Takeaway: Read closely, carefully, and never under estimate the human factors at work. Read between the letters AND the lines. You may find clues you need when building a profile or finding a target simply by the nuances in their tiniest commentary.
So let’s talk about the biggest mistake with the list…. It’s in numerical order! If you were only reading this an OSINT report, you might think these came from 10 different people or one person provided 10 ideas. So, by creating a pure LIST of comments rather than a LIST with logical grouping, we lose context because multiple comments were made by some of the same individuals,
Let’s fix that….
P1-1. Well, you could start with those lovely examples of people posting pics of credit cards…

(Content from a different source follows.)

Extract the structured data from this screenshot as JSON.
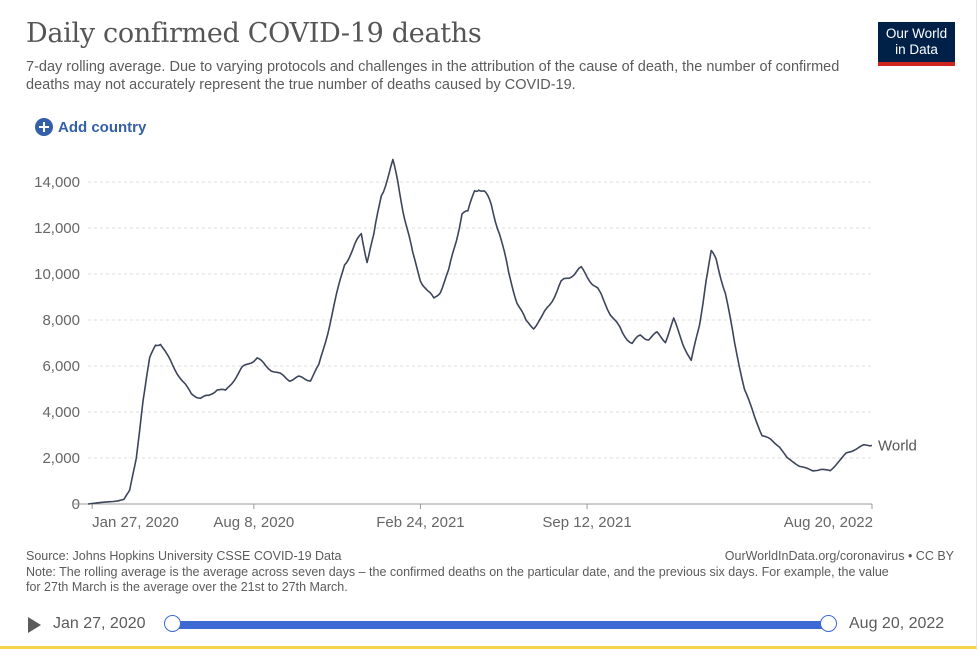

P1-2. Then folks posting about going on vacation on their facebooks…
P1-3. Maybe some military types posting pics with intact exif?
P2-1. <graphic of chat> #internetfeds
P2-2. <graphic of man hiding in a chair> bad admins everywhere. Really bad. Ive seen some sh1t man (BTW @MyTinehNimjeh I <3 u man LOL)
P3-1. google hacking is still incredibly viable, and it’s a huge OSINT fail.
P3-2. specifically anonymous FTP servers indexed by google.
P4-1. Boarding passes are now a big thing… “I Know Where You LIve: all the sh*t that people post”
P5-1. You could do reviews of OSINT web-tools
P6-1. ok, an oldie being forgotten, ‘don’t run with admin/root’.
Now you see there were actually 6, not 10 people who replied (P# meaning Person 1, Person 2, Person 3…-1, -2 being the comment number they made).
Additionally, this context represents something else taken for granted by the statisticians an API monkeys – it isn’t always the total volume that matters, sometimes it’s the volume of one person, or even the lack of replies to others who may have forked a conversation thread. If this thread were listed as a statistic, stating that there were 10 comments, that too would also be incorrect. There were actually a few different forks, some took a humorous path, others were simply “neutral” suggestions, AND there were more than a total of 10 interactions. This list however, only represented those comments that were actually relevant to the request for help with ideas which were extracted and placed in this article. Again, in your OSINT reports, ensure you represent relevant intel accurately, and provide the reader proper context through commentary and presentation.
Takeaway – ensure that HOW you present data in a report represents it with as much relevant context as possible.